Your model can be written as arima model, or to be precise MA(2) model:
$$y_t= z_t+\alpha_1 z_{t-1}+\alpha_2 z_{t-2},$$
ARIMA models are usualy postulated with coefficient $1$ for $z_t$, because you can always move the multiplicative constant to the variance of the disturbances.
So your model
$$y_t= \theta_0x_t+\theta_1 x_{t-1}+(1-\theta_0-\theta_1) x_{t-2}$$
becomes MA(2) model
$$y_t= z_t+\frac{\theta_1}{\theta_0} z_{t-1}+\frac{1-\theta_0-\theta_1}{\theta_0} z_{t-2}$$
with $z_t=\theta_0x_t$.
So you can estimate MA(2) model and then recover $\theta_0$ and $\theta_1$ from $\alpha_1$ and $\alpha_2$:
$$\theta_0=\frac{1}{1+\alpha_1+\alpha_2},\quad \theta_1=\frac{\alpha_1}{1+\alpha_1+\alpha_2}$$
Here is the example in R:
set.seed(1001)
x<-rnorm(10000)
y<-filter(x,c(0.5,0.3,0.2),sides=1)
mod<-arima(y,order=c(0,0,2),include.mean=FALSE)
> mod
Call:
arima(x = y, order = c(0, 0, 2), include.mean = FALSE)
Coefficients:
ma1 ma2
0.6060 0.3874
s.e. 0.0093 0.0093
sigma^2 estimated as 0.2495: log likelihood = -7246.14, aic = 14498.28
> cf <- coef(mod)
> 1/(1+sum(cf))
[1] 0.500497
> cf[1]/(1+sum(cf))
ma1
0.3007687
You can recover $x_t$ as residuals of the arima model:
x_rec<- as.numeric(residuals(mod)*(1+sum(cf)))
plot(x-x_rec)
As you see the procedure recovered coefficients with the precision of 3 decimal places.

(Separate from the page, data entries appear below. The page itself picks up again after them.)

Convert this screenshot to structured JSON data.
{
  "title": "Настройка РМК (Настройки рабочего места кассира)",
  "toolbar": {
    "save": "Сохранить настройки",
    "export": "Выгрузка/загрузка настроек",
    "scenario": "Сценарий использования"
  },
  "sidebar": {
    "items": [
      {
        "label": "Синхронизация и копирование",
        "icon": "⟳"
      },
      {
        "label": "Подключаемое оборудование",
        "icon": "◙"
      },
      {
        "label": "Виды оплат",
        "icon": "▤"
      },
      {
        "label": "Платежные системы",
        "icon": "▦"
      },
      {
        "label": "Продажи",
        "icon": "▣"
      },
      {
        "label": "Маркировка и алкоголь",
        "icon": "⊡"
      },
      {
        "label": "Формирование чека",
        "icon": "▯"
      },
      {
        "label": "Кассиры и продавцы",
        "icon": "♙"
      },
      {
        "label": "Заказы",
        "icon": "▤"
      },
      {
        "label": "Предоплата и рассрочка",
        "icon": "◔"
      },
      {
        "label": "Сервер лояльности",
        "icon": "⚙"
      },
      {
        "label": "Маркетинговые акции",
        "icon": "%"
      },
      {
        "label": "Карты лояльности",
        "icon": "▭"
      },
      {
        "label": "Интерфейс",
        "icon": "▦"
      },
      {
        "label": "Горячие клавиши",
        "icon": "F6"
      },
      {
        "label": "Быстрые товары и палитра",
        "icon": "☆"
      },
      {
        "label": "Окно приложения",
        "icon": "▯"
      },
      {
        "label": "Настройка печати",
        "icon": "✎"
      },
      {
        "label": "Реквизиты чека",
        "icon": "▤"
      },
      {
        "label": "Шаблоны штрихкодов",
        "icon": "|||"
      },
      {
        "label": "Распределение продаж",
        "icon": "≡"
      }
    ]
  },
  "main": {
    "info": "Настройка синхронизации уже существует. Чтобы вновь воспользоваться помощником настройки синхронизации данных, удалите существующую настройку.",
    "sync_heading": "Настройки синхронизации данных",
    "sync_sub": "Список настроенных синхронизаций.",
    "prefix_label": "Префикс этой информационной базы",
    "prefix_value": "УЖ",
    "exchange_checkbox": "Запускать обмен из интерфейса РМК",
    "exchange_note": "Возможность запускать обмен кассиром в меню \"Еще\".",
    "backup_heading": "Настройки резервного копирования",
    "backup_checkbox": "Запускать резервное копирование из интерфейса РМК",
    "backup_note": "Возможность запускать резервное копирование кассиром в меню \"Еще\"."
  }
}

The recovered $x_t$ is also recovered to similar precision. The difference is the initialisation. ARIMA model assumes that the process is infinite, but the data is never infinite, so each estimation procedure must assume some initialisation. As evidenced from the plot the first few elements of recovered $x_t$ have the biggest error, but then the error stabilizes.
Since ARIMA models are estimated via Kalman filter procedure, you could implement it yourself with the proper intialisation. Note that in this example I used quite a big sample of 10000 elements. Less data would result in worse precision, you should run some tests to see the extent of the impact of sample size to the precision of recovery.